The technology should also help researchers understand the changing nature of ticks. Decades ago, it was rare to see a black-legged tick outside of very specific locations, such as the extreme eastern border of the state in the St. Croix River area. Since about 1990, however, they have spread westward to every forested county in Minnesota. That’s partially due to changing climates, experts think, but there’s also evidence that bacteria inside ticks could affect their ability to survive in different habitats, Oliver says.
Now, says Oliver, they can look into the microbiome of a tick and potentially figure out what helps it survive. “There’s some evidence that infection with the bacteria that causes Lyme disease may help ticks resist drier environments,” Oliver says. “And the bacteria that cause anaplasmosis may help ticks survive colder temperatures. And other thousands of species of bacteria that we have no idea about.”
Not to mention viruses, Larsen adds, which could be living in ticks—some that may even be able to spill over into humans.
What’s Next
While Minnesota is a hotbed for both ticks and tick research, it’s not the epicenter to look for emerging pathogens in ticks. That would be Kansas, one of two places in the world where several types of tick species and rodent species converge. (The other is in Central Asia.) So, next summer, Oliver and Larsen plan to take their technology on the road.

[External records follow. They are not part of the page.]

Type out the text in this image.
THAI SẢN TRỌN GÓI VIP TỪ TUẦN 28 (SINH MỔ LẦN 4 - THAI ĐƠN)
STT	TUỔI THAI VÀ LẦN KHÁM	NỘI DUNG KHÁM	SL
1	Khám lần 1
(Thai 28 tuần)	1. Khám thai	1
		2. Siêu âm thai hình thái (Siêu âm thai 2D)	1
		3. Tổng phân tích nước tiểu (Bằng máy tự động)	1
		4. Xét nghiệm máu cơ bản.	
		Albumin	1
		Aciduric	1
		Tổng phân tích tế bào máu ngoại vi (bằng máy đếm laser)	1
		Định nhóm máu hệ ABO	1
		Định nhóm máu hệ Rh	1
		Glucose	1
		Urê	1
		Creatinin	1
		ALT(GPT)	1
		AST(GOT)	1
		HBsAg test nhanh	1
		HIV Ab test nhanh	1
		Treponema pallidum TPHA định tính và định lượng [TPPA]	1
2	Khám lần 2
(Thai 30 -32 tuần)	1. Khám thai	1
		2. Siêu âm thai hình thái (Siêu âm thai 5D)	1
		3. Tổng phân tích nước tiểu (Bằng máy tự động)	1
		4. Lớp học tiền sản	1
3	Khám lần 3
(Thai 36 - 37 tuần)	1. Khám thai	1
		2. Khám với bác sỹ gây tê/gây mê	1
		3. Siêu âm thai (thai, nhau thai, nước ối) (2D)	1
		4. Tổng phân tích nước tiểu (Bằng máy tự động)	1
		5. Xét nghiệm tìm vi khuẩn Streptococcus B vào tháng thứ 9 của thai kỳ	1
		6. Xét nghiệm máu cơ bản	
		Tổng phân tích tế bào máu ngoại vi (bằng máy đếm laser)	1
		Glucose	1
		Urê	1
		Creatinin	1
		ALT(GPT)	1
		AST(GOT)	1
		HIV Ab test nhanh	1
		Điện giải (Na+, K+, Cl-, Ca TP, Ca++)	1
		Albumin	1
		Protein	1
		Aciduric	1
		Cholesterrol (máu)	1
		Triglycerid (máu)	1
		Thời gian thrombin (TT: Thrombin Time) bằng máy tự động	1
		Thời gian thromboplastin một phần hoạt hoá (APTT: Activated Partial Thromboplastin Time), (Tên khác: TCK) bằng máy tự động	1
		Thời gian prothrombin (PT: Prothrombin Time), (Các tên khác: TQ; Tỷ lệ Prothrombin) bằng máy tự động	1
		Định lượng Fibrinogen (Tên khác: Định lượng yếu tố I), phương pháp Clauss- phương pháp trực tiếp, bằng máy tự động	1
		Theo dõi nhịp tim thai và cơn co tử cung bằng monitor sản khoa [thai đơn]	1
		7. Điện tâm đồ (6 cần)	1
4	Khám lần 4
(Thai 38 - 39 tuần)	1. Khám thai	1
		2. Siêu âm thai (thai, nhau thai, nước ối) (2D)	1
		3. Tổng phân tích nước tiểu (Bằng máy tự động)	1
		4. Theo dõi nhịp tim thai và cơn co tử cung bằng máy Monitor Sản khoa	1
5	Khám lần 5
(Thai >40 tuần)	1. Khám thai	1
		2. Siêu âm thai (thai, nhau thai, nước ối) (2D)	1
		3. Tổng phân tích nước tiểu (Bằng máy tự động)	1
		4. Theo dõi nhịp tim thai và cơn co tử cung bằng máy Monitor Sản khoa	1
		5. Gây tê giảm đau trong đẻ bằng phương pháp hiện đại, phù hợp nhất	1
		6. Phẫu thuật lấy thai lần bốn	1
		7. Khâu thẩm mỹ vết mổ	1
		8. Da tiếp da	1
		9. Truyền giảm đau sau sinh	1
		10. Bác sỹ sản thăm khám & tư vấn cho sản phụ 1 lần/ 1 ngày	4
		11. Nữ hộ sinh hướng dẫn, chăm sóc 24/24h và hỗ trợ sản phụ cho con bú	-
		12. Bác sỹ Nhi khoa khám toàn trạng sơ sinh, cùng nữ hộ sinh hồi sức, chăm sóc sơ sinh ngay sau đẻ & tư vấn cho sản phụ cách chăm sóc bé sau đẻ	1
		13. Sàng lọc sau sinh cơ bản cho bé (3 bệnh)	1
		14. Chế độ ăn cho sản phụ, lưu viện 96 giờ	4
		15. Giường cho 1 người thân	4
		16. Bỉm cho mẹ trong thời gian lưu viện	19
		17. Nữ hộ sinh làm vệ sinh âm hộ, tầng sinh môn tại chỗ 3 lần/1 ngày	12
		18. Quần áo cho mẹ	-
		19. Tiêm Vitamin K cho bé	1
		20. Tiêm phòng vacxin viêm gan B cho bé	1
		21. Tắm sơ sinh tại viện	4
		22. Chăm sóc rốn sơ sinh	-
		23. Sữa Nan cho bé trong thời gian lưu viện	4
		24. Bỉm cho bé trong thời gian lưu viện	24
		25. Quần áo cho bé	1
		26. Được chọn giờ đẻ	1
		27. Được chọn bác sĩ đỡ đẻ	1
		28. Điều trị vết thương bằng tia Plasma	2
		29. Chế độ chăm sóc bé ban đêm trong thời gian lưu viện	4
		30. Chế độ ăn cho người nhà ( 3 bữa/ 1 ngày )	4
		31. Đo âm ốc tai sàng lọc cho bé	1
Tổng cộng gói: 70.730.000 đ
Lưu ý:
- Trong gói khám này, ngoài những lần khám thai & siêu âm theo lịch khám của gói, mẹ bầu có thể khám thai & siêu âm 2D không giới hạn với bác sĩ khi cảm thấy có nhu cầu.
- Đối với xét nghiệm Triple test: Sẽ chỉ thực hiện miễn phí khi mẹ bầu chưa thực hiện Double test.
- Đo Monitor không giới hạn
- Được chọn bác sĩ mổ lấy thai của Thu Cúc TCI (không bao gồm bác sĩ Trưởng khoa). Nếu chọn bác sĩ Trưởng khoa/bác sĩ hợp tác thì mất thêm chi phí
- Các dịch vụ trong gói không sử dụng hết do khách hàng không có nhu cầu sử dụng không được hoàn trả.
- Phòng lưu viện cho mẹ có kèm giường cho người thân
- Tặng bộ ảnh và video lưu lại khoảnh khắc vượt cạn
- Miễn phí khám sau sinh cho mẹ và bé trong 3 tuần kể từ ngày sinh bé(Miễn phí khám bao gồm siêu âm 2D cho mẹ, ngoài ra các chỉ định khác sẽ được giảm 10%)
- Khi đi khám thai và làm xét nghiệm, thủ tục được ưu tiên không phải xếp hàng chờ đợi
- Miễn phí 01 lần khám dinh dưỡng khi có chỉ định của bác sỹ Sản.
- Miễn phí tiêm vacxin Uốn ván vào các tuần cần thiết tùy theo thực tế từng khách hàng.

For now, Minnesotans still need to follow the standard precautions: Know when to look for ticks (while the season is getting longer, June and July are still prime months) and where to be especially careful (forested areas, leaf litter). Wearing bug spray with permethrin and long sleeves and pants tucked into socks while hiking can be helpful. Wearing white helps you spot ticks during a tick check after being outdoors.
Fortunately, all of this coincides neatly with a Lyme disease vaccine by Pfizer, which is progressing through clinical trials. Ticks will likely always roam Minnesota’s woods, but Lyme disease and tick checks could, someday, become a thing of the past.